Le suicide est tabou. Les conséquences qu’il engendre au niveau des assurances le sont tout autant. Pourtant, celui qui tente intentionnellement de mettre fin à ses jours encourt des pénalités, soit pour ses proches en cas de décès, soit pour lui-même en cas d’échec.
En cas de mort
Si la tentative aboutit, la veuve ou l’orphelin ne sont pas pénalisés par les assurances sociales. Cela, toutefois, pour autant qu’ils n’aient pas intentionnellement poussé le défunt à commettre un tel acte, en lui mettant, par exemple, une arme dans la main, alors que ses penchants morbides étaient connus, ou encore en l’encourageant par des paroles. Si tel est le cas, une diminution, voire même, dans le pire des cas, une suppression de la rente de survivants AVS est alors possible. Dans la pratique toutefois, l’Office fédéral des assurances sociales indique ne pas avoir connaissance de l’application d’une telle restriction à ce jour.
Conclure une assurance vie, peu avant de mettre fin à ses jours, dans le dessein de mettre sa famille à l’abri du besoin, n’est pas une bonne idée. Les assureurs privés sont en effet tenus de prévoir un délai de carence de trois ans dans leurs conditions générales. En clair, si la mort par suicide intervient au cours des trois premières années d’assurance, seule la réserve mathématique d’inventaire – soit le montant des cotisations déjà versées plus les intérêts – est restituée.
Passé ce délai, les compagnies garantissent l’entier des prestations conclues dans le contrat. Attention toutefois: légalement, l’assureur n’est pas tenu de verser lesdites prestations si l’assuré a causé intentionnellement le sinistre. Elles pourraient donc, si elles le souhaitent, édicter des conditions générales plus restrictives.
Tentative de suicide
En cas de suicide manqué, l’assuré peut avoir besoin de soins ou, pire encore, devenir invalide. Qui prendra alors en charge les traitements? Les prestations seront plus ou moins généreuses selon que la tentative de suicide constitue un accident ou une maladie. Dans la plupart des cas, l’assurance accidents refuse la prise en charge, explique Thierry Vauthey de l’OFSP (lire encadré). La caisse maladie ne pouvant réduire ses prestations en cas de faute grave commise par l’assuré, c’est donc elle qui assume les frais.

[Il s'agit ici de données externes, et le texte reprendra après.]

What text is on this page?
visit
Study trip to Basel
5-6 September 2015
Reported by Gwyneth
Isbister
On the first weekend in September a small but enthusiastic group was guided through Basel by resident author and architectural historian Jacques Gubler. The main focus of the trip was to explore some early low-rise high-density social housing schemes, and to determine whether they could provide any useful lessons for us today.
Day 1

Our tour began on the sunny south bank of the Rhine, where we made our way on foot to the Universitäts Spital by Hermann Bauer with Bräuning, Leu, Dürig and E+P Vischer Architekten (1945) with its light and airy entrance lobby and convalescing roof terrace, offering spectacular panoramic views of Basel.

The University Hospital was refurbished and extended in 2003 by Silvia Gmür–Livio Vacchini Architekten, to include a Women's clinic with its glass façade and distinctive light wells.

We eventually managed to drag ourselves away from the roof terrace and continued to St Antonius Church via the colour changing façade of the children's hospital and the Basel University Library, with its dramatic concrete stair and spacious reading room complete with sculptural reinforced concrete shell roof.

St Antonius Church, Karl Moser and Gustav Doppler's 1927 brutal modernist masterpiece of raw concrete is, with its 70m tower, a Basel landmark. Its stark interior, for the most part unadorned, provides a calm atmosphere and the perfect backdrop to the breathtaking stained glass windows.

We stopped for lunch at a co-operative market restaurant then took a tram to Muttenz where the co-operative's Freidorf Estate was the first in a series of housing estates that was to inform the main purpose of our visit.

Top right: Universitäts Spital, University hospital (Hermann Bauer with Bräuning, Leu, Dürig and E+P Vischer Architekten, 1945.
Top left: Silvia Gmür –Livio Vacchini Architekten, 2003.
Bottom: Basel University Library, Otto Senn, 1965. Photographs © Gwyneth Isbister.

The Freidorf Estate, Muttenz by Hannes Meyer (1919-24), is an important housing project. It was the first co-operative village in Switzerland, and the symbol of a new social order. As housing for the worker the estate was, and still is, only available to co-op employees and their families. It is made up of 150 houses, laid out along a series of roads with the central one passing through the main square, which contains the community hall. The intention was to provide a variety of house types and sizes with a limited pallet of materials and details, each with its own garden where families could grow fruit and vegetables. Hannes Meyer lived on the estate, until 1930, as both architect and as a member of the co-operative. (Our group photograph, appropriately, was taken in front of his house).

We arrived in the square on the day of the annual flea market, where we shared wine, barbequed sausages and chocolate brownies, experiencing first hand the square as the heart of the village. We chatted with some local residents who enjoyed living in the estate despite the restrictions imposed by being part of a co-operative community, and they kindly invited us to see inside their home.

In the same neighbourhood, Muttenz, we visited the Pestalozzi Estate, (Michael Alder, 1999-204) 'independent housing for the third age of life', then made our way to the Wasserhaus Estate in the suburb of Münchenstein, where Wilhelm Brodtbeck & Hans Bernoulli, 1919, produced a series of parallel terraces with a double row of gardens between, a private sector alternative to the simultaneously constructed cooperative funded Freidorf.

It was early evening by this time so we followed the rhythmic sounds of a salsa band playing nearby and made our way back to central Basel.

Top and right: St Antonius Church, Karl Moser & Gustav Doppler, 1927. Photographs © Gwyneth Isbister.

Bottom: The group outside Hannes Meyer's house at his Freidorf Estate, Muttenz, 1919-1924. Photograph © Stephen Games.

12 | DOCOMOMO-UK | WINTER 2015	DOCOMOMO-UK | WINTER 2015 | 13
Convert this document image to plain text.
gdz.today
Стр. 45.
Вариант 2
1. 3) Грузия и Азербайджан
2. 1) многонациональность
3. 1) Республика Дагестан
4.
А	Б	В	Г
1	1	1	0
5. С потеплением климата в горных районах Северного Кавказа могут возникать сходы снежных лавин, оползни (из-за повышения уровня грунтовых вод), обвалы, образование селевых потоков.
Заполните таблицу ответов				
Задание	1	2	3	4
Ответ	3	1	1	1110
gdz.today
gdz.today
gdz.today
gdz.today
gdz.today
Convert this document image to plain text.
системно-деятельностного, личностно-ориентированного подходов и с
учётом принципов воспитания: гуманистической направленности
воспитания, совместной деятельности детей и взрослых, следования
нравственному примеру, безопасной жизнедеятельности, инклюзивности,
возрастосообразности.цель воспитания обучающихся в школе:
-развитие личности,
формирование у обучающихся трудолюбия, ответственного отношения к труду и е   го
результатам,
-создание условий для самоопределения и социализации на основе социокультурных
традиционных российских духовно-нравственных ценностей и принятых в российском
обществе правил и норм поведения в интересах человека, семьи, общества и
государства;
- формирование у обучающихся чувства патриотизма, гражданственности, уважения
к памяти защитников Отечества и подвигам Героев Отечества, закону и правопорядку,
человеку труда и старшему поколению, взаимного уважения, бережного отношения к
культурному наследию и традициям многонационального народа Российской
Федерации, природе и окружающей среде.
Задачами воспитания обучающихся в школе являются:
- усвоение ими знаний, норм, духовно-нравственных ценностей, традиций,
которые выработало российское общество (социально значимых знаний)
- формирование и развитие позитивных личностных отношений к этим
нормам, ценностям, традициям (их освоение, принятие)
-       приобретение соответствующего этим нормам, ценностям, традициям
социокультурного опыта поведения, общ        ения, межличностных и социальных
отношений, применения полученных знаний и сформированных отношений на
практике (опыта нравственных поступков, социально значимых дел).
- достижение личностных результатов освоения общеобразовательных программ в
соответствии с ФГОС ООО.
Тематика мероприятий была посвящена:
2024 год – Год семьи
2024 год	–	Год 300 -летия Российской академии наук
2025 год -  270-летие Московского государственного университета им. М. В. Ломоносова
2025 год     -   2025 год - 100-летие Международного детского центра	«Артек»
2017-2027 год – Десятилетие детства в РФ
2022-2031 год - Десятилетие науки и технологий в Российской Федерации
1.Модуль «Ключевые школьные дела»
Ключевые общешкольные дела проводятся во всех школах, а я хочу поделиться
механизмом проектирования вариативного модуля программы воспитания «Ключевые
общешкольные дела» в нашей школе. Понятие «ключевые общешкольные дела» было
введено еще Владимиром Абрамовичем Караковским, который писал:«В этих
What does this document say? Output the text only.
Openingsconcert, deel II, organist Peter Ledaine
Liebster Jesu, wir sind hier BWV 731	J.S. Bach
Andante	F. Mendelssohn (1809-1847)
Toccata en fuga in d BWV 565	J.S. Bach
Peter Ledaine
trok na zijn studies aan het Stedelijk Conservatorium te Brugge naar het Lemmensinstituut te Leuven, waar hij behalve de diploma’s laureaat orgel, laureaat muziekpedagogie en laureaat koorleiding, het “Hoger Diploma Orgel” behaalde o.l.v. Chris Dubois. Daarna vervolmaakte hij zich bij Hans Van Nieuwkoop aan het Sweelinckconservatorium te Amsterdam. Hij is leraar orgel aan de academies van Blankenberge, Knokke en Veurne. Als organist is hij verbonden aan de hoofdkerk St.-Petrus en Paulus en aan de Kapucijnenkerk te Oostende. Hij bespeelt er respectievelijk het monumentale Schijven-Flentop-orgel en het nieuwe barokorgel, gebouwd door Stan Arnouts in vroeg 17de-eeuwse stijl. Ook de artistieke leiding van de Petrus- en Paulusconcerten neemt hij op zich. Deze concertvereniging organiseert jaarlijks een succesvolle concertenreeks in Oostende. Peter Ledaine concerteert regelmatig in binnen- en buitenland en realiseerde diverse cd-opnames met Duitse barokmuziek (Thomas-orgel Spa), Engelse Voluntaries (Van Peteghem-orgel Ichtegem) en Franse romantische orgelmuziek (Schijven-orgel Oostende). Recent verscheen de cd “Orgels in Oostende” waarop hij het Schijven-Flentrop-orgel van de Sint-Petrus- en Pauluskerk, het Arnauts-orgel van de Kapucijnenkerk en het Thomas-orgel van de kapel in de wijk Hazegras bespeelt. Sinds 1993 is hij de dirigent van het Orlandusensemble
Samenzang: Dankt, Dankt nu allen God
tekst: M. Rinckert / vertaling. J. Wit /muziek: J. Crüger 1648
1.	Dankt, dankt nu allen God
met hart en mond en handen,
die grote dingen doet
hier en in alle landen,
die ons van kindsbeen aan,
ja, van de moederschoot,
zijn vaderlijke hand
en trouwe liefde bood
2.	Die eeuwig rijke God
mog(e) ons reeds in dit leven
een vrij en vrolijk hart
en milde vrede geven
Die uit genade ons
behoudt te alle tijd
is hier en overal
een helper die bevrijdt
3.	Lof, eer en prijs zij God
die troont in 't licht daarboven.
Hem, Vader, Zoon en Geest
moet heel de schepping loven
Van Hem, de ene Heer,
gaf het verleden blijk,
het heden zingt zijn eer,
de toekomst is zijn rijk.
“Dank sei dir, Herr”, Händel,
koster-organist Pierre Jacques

De son côté, l’AI ne peut en principe refuser ou réduire ses prestations, puisqu’elle est censée garantir les moyens d’existence des personnes invalides, quelle que soit l’origine de l’atteinte à leur santé. Une exception toutefois: si l’assuré a provoqué son invalidité par sa faute, en déguisant par exemple en suicide une automutilation afin d’obtenir des prestations.
Quant aux assureurs vie, ils refusent la plupart du temps la libération du paiement des primes ou le versement d’indemnités pour perte de gain lorsque l’assuré a tenté de mettre fin à ses jours.
Quid des caisses de pension?
Les caisses de pension, enfin, sont autorisées à diminuer les rentes invalidité seulement si l’AI les a réduites aussi, et dans les mêmes proportions. Attention: cette clause ne vaut que pour la part obligatoire du 2e pilier. Pour la part surobligatoire, les caisses sont libres de fixer leurs conditions. Aucun règlement de caisse ne prévoit toutefois une telle restriction, selon l’OFAS.
Accident ou maladie?
Lorsqu’une tentative manquée requiert des soins médicaux, les assureurs doivent tout d’abord déterminer s’il s’agit d’une maladie ou d’un accident. Si, au moment des faits, l’assuré était incapable de discernement, on considère que c’est un accident. Mais, il faut pour cela qu’une maladie psychique ou un grave trouble de la conscience soient établis (folie, hallucination, stupeur profonde, etc.). Un simple geste disproportionné, dans un moment de dépression ou de désespoir, ne suffit pas, selon le Tribunal fédéral.
Dans tous les autres cas, on considère que l’acte était intentionnel. C’est alors la caisse maladie qui prend les frais en charge.